One model was developed by a political economist who was then at the Brookings Institution, just a few blocks away from Whole Foods and the Fifteenth Street attack. Ross A. Hammond developed his model in 2000, at a time when the Washington, D.C., community around him was becoming safer at a dramatic rate. Perhaps it was this startling transition that inspired him to develop models of artificial societies that move from a corrupt, crime-ridden state to being the most genteel, law-abiding communities.
Hammond’s computer creates a simple world populated by artificial people. Watching it work is a little like watching speeded-up footage of a Schelling chessboard. Little patterned tiles cascade down the screen, each representing a person and each with a color that shows how each person is acting. And how do they act? The computer randomly pairs up people each “day” (actually, many times a second). The computer gives them a simple choice: Act honestly or act corruptly. If both sides of the pair act corruptly, both enjoy a kickback; if only one side acts corruptly and the other honestly, the crook will go to jail.

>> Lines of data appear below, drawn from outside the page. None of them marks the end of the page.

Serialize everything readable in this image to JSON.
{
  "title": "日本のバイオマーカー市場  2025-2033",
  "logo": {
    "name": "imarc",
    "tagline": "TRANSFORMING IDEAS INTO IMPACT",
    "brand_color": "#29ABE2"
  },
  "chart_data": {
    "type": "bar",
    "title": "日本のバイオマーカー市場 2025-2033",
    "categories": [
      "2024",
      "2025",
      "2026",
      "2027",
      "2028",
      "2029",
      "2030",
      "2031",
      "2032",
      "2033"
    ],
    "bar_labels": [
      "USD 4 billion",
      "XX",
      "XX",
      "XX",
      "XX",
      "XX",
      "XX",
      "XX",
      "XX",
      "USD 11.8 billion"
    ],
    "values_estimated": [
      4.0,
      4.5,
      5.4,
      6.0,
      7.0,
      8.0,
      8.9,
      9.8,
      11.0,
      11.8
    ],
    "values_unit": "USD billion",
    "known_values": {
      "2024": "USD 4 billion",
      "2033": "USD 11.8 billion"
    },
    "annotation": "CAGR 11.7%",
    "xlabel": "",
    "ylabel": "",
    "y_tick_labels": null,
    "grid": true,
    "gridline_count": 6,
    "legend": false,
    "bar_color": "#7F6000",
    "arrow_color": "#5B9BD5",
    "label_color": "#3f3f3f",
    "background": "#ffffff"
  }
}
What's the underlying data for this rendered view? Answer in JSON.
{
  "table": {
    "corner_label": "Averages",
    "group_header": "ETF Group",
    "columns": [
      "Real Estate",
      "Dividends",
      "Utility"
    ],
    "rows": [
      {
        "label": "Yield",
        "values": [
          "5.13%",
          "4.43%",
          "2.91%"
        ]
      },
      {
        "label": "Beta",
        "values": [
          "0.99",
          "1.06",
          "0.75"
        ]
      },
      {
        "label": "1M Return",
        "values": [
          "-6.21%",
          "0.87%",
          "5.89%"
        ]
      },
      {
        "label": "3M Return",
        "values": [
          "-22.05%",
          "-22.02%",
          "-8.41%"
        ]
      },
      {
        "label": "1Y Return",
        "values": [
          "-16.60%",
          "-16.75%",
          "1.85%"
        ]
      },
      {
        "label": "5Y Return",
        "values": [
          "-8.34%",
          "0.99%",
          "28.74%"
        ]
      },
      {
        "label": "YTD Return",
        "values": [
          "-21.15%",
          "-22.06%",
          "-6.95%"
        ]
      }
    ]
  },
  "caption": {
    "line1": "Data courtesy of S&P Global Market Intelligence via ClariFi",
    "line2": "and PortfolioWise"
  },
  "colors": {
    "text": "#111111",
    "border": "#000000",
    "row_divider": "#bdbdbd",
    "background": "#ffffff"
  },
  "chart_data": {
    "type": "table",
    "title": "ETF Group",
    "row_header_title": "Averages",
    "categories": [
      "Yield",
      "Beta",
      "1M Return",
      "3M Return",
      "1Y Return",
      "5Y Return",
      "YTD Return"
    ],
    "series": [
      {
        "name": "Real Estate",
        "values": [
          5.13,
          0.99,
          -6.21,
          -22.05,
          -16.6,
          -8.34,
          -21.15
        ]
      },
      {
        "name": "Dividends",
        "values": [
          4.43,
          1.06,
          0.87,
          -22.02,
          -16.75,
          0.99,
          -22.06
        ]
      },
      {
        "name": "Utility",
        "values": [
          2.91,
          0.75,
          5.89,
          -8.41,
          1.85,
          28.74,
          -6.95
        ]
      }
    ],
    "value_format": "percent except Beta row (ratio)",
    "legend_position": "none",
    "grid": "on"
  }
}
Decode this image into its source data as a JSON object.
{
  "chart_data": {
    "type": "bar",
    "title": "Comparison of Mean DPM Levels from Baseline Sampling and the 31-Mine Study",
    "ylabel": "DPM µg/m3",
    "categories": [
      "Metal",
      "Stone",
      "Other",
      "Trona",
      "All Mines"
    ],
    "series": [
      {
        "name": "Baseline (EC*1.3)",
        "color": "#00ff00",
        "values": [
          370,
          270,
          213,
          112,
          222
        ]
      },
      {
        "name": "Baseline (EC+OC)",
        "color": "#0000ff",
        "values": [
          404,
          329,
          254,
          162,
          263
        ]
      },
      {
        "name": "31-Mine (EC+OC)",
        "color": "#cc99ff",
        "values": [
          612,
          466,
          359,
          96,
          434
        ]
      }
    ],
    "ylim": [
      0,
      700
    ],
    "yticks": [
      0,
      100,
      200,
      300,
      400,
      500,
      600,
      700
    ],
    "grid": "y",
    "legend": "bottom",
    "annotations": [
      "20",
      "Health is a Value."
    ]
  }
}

The magic of the computer model is in seeing how quickly the artificial world can change. At first, it is populated by self-interested crooks, with a few honest citizens sprinkled among them. The few honest citizens don’t respond to incentives; irrationally, if heartwarmingly, they always act honestly. The crooks do respond to incentives, being corrupt or honest depending on whether they believe the other side will reciprocate. The chances of honesty being the best policy are quite small at first, and many days go by with corruption thick in the air and the honest folk unable to stem the tide.
But when Hammond’s crooks fear that even other crooks will decide to act honestly, they will do the same. That fear of an outbreak of honesty can spring up suddenly as the result of a few random events, a few honest citizens clustered together creating the impression of a legal crackdown. After a long period of pure corruption, Hammond’s model displays a change even more dramatic than Schelling’s: Suddenly, very quickly, everybody in the world decides to be honest. The moment the process starts it is impossible to stop: Offering a corrupt deal becomes irrational and suddenly the world is full of crooks who have decided that honesty is the best policy. It is a self-fulfilling decision. The cascade of tiles on the computer screen changes color abruptly as honesty breaks out everywhere.